Andrej Fišan

Personal information
- Full name: Andrej Fišan
- Date of birth: 8 January 1985 (age 41)
- Place of birth: Brezno, Czechoslovakia
- Height: 1.87 m (6 ft 1+1⁄2 in)
- Position: Goalkeeper

Team information
- Current team: MFK Skalica
- Number: 30

Youth career
- Senica

Senior career*
- Years: Team / Apps / (Gls)
- 00000–2003: Senica
- 2003–2004: Myjava
- 2004–2005: Senica
- 2005–2007: Močenok
- 2007–2008: Brezová pod Bradlom
- 2009–2011: Senica / 5 / (0)
- 2011–2013: Táborsko / 7 / (0)
- 2013–2014: Dunajská Streda / 5 / (0)
- 2013–2014: → Skalica (loan)
- 2014–2018: Skalica / 41 / (0)

= Andrej Fišan =

Slovak footballer

Andrej Fišan (born 8 January 1985) was a Slovak football goalkeeper who last played for Slovak First Football League club MFK Skalica.

==Club career==

=== Early career ===
Fiša started his football career at FK Senica, where he went through all the youth categories.

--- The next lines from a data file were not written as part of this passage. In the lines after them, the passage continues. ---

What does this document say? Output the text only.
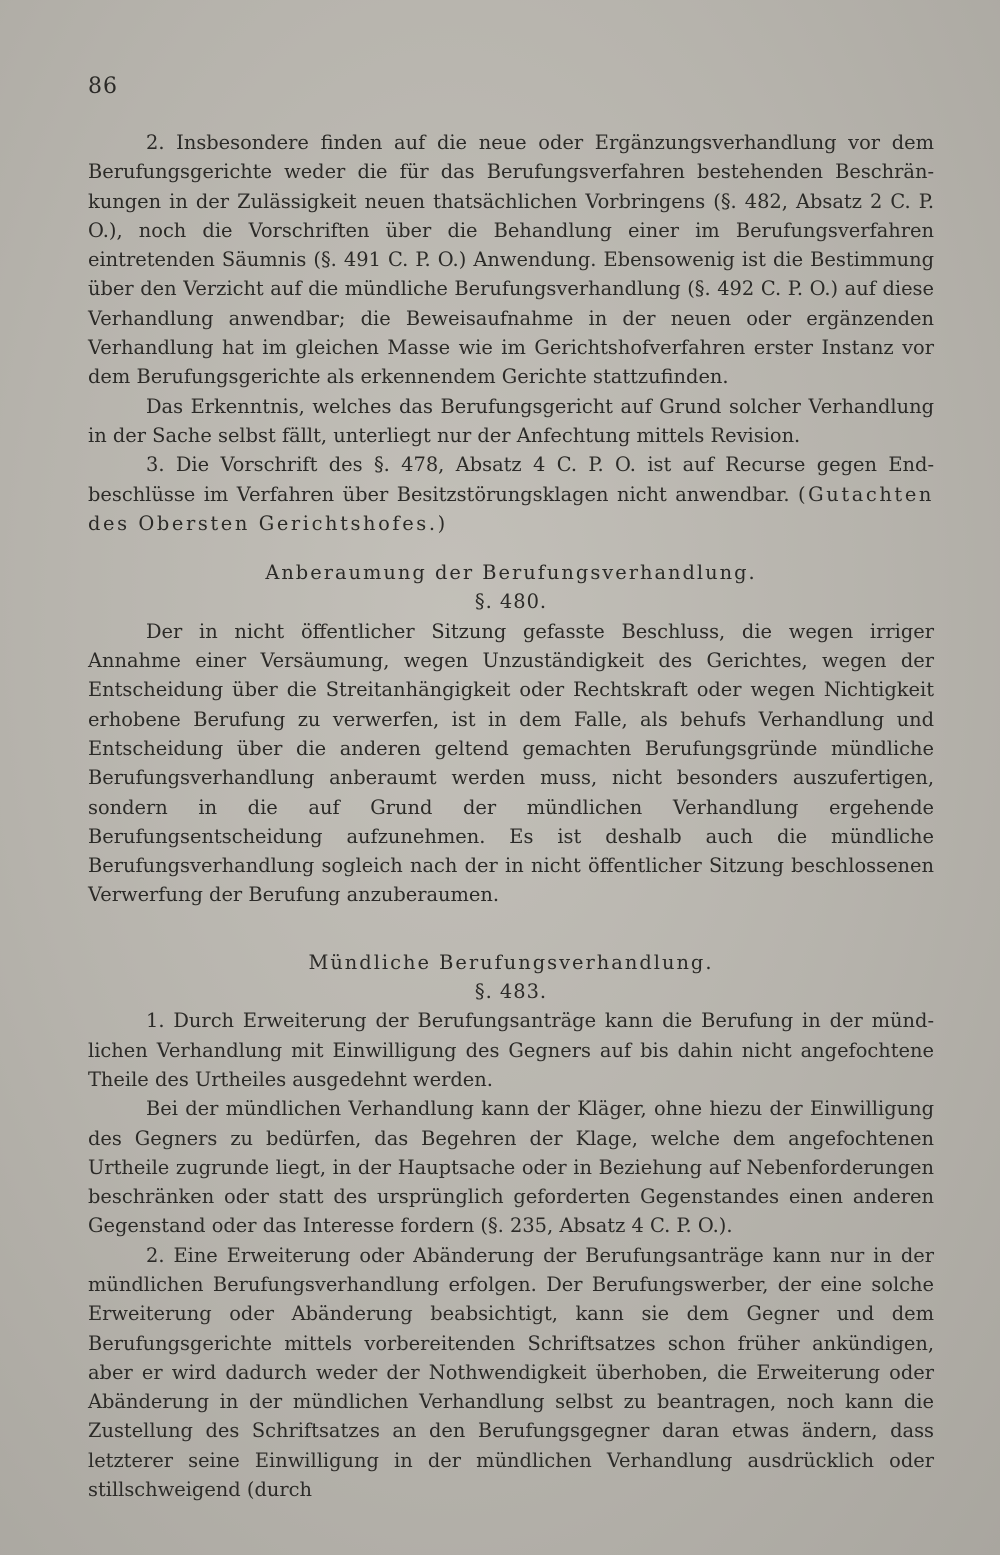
86

2. Insbesondere finden auf die neue oder Ergänzungsverhandlung vor dem Berufungsgerichte weder die für das Berufungsverfahren bestehenden Beschränkungen in der Zulässigkeit neuen thatsächlichen Vorbringens (§. 482, Absatz 2 C. P. O.), noch die Vorschriften über die Behandlung einer im Berufungsverfahren eintretenden Säumnis (§. 491 C. P. O.) Anwendung. Ebensowenig ist die Bestimmung über den Verzicht auf die mündliche Berufungsverhandlung (§. 492 C. P. O.) auf diese Verhandlung anwendbar; die Beweisaufnahme in der neuen oder ergänzenden Verhandlung hat im gleichen Masse wie im Gerichtshofverfahren erster Instanz vor dem Berufungsgerichte als erkennendem Gerichte stattzufinden.

Das Erkenntnis, welches das Berufungsgericht auf Grund solcher Verhandlung in der Sache selbst fällt, unterliegt nur der Anfechtung mittels Revision.

3. Die Vorschrift des §. 478, Absatz 4 C. P. O. ist auf Recurse gegen Endbeschlüsse im Verfahren über Besitzstörungsklagen nicht anwendbar. (Gutachten des Obersten Gerichtshofes.)

Anberaumung der Berufungsverhandlung.

§. 480.

Der in nicht öffentlicher Sitzung gefasste Beschluss, die wegen irriger Annahme einer Versäumung, wegen Unzuständigkeit des Gerichtes, wegen der Entscheidung über die Streitanhängigkeit oder Rechtskraft oder wegen Nichtigkeit erhobene Berufung zu verwerfen, ist in dem Falle, als behufs Verhandlung und Entscheidung über die anderen geltend gemachten Berufungsgründe mündliche Berufungsverhandlung anberaumt werden muss, nicht besonders auszufertigen, sondern in die auf Grund der mündlichen Verhandlung ergehende Berufungsentscheidung aufzunehmen. Es ist deshalb auch die mündliche Berufungsverhandlung sogleich nach der in nicht öffentlicher Sitzung beschlossenen Verwerfung der Berufung anzuberaumen.

Mündliche Berufungsverhandlung.

§. 483.

1. Durch Erweiterung der Berufungsanträge kann die Berufung in der mündlichen Verhandlung mit Einwilligung des Gegners auf bis dahin nicht angefochtene Theile des Urtheiles ausgedehnt werden.

Bei der mündlichen Verhandlung kann der Kläger, ohne hiezu der Einwilligung des Gegners zu bedürfen, das Begehren der Klage, welche dem angefochtenen Urtheile zugrunde liegt, in der Hauptsache oder in Beziehung auf Nebenforderungen beschränken oder statt des ursprünglich geforderten Gegenstandes einen anderen Gegenstand oder das Interesse fordern (§. 235, Absatz 4 C. P. O.).

2. Eine Erweiterung oder Abänderung der Berufungsanträge kann nur in der mündlichen Berufungsverhandlung erfolgen. Der Berufungswerber, der eine solche Erweiterung oder Abänderung beabsichtigt, kann sie dem Gegner und dem Berufungsgerichte mittels vorbereitenden Schriftsatzes schon früher ankündigen, aber er wird dadurch weder der Nothwendigkeit überhoben, die Erweiterung oder Abänderung in der mündlichen Verhandlung selbst zu beantragen, noch kann die Zustellung des Schriftsatzes an den Berufungsgegner daran etwas ändern, dass letzterer seine Einwilligung in der mündlichen Verhandlung ausdrücklich oder stillschweigend (durch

Later he worked his way up to the first team. Before the 2003/04 season, he transferred to TJ Spartak Myjava, from where he returned to Senica after a year. In August 2005, he became a player of ŠK Eldus Močenok. In the summer of 2007, Fišan headed to FK ŠVS Bradlan Brezová pod Bradlom, after an unsuccessful trial at Diósgyőri VTK.

=== Later career ===
In the winter transfer period of the 2008/09 season, Fišan returned to Senica for the second time. He played for the team in the 4th league and, after the club merged with FK Inter Bratislava in the summer of 2009, he played for the team in the top competition. In July 2011, Fišan signed for the Czech club FC Silon Táborsko. Before the 2013/14 season, he returned to Slovakia, joining DAC 1904 Dunajská Streda.

=== MFK Skalica ===
In September 2013, he went on loan to MFK Skalica. In the spring of 2014, he helped the team to advance to the 2nd league and in the summer of 2014, he transferred to the team. In the 2014/15 season, he advanced with the team to the First Football League. He made his first division debut in the Skalica jersey in a 4–1 loss against ŠK Slovan Bratislava. In 12 games, Fišan would keep only one clean sheet in a 0–0 draw against his former club Spartak Myjava.

In 2018, Fišan retired from professional football.